PM Lee Hsien Loong at the SG50 Appreciation Dinner on 18 March 2016
Good evening everybody, it is such a pleasure to be here at the SG50 Appreciation Dinner this evening.
It has been a special year for all of us. Each one of us will have our own precious memories of SG50. Lining up in the rain, when we bid Mr Lee Kuan Yew a final farewell, just under a year ago. Singing our hearts out to “Home” during the Golden Jubilee at the Padang. Cheering our athletes at the SEA Games and ASEAN Para Games, and singing on “Majulah Singapura” when the music malfunctioned. Celebrating our religious and racial harmony through many events: The SG50 Catholic Mass, the Jubilee Day of Prayer organised by the Protestant Churches, the Harmony in Diversity concert organised by the Taoist Federation and New Creation Church, or the many Iftars and celebrations organised by the mosques and other religious events too.
So, I thank all of you for making SG50 a success. The Steering Committee led by Heng Swee Keat and the Sub-Committees, the MCCY Programme Office headed by Lawrence Wong and many government agencies, the team who did the Future of Us Exhibition, led by Gene Tan and helped by Singapore University of Technology and Design (SUTD) students to design the lattice work, which made that beautiful impression of sunlight filtering through tree leaves. Also helped by 600 ITE students who were docents and guides and helped to run the show. The partners and sponsors who gave so generously of their time and resources and all those who tapped on the Celebration Fund to organise many meaningful projects for Singaporeans. For examples, the group of disabled mouth painting artists who came together to paint a portrait of our iconic Merlion, which was reproduced as a SG50 commemorative postcard. Another group of youths, including youths on probation, who organised Mobile Family Days across the Southwest District to bring the celebrations to the less privileged and elderly. As well as many other Singaporeans and volunteers, we thank you all!
We are marking the end of SG50 by sealing the SG50 Time Capsule. It will contain 50 items chosen by Singaporeans that represent our identity and our journey as a nation. In fifty years’ time, we will open it up, I am not sure I will be there for the ceremony but I am sure many of you will be. When you open it, I hope it will not only bring back memories of this SG50 Jubilee year, but will cause you to look back at the fifty years that will have gone by and be able to say, we have taken Singapore forward together.
SG50 has not just been about our past, but it has also always been about our future. That is why the final major event of SG50 was the Future of Us Exhibition, just at the Gardens by the Bay nearby here, to give us a glimpse of the possibilities of the future, and to spark off ideas, ambitions and dreams in all of us. We saw many interesting exhibits contributed by Singaporeans, how we work, live and play – urban farms, healthcare, even floating HDB blocks. The Lion that roared at the playground, complete with flying crescents and starts, was a big hit with old and young.
But really, the exhibition was not a prediction of how the future will be, not looking into a looking glass or crystal ball, because the future is not there, ready waiting for us – it is for us to imagine, to conceive, to fight for, and to make a reality.

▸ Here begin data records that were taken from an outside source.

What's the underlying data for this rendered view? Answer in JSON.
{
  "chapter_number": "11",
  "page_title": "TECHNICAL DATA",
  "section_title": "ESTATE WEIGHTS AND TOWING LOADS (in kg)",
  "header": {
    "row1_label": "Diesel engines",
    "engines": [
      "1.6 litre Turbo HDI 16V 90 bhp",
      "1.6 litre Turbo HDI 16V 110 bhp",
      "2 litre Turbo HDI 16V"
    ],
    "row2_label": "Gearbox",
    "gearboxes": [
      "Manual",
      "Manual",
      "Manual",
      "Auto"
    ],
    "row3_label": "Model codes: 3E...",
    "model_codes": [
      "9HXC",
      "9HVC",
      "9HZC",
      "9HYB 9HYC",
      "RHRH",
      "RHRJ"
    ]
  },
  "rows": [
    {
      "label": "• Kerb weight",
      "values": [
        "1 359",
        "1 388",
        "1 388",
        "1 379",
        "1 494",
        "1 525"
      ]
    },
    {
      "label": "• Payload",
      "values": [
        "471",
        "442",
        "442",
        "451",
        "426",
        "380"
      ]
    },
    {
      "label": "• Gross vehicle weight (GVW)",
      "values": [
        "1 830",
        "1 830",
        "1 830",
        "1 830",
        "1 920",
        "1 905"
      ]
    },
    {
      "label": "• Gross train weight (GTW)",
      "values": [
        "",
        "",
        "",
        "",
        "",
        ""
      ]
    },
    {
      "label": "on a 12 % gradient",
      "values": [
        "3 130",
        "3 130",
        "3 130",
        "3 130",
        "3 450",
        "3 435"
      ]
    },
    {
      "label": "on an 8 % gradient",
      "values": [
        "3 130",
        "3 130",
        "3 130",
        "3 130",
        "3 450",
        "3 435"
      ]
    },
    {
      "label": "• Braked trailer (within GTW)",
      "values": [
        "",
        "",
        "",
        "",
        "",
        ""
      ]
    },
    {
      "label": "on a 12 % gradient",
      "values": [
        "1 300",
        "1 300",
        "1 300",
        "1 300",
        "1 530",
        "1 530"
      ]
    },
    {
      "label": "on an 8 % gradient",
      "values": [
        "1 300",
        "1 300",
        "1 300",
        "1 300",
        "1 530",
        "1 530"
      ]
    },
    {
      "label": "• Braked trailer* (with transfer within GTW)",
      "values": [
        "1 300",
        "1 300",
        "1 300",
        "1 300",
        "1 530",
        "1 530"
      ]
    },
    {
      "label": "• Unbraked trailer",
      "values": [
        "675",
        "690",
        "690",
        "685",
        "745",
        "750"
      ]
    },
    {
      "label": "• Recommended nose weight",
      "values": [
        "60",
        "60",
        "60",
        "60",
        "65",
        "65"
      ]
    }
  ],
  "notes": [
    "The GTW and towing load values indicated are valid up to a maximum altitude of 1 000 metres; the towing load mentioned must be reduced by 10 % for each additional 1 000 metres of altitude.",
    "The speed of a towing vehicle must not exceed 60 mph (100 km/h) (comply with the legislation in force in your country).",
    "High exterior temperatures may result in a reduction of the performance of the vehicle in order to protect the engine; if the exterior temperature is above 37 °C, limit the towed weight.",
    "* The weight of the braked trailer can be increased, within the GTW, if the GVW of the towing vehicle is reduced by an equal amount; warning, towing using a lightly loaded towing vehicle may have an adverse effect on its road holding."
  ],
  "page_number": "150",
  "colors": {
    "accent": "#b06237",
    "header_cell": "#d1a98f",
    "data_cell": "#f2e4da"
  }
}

The most important part of the exhibition was the Blue Skies dome at the end of the show. It was where we penned our wishes and our dreams, not just for ourselves, but for Singapore and we cast them up into the sky to share with one another.
It was the part that many visitors found the most engaging. When I read what people had written, it gave me confidence and hope for our future. Let me quote a few of the wishes from the young: Xin Lin, who is 16, said: “A nation that never forgets the disadvantaged and disabled community even as we progress into the future”. Syafaah and Haniesa, two students from Madrasah Wak Tanjong wrote: “Technology can be divisive. We hope that technology in the future will be integrative and will bring people together instead”. Also messages from our seniors, because the future is also their legacy. Wen Cheng, who is 71: “That we will remain a people who value integrity and more interaction in character-building than material things”. Lily, 62 years old: “Inculcate in young people to have a grateful and thankful heart for what we have, have good character instead of pursuing after just achievements”.
So our people understand that Singapore is not just about beautiful towns and parks, although those are valuable too, or a technologically advanced Smart Nation.
But Singapore is made up of our hopes, our dreams and our aspirations, for ourselves, for our families, for one another and our collective will to make our aspirations a reality.
So when I went to the Blue Skies Dome again recently to take a look to see how the exhibition was doing, I wrote a simple wish for Singapore in Chinese “前程万里!”
May our journey ahead be without limit and filled with possibilities. Thank you very much.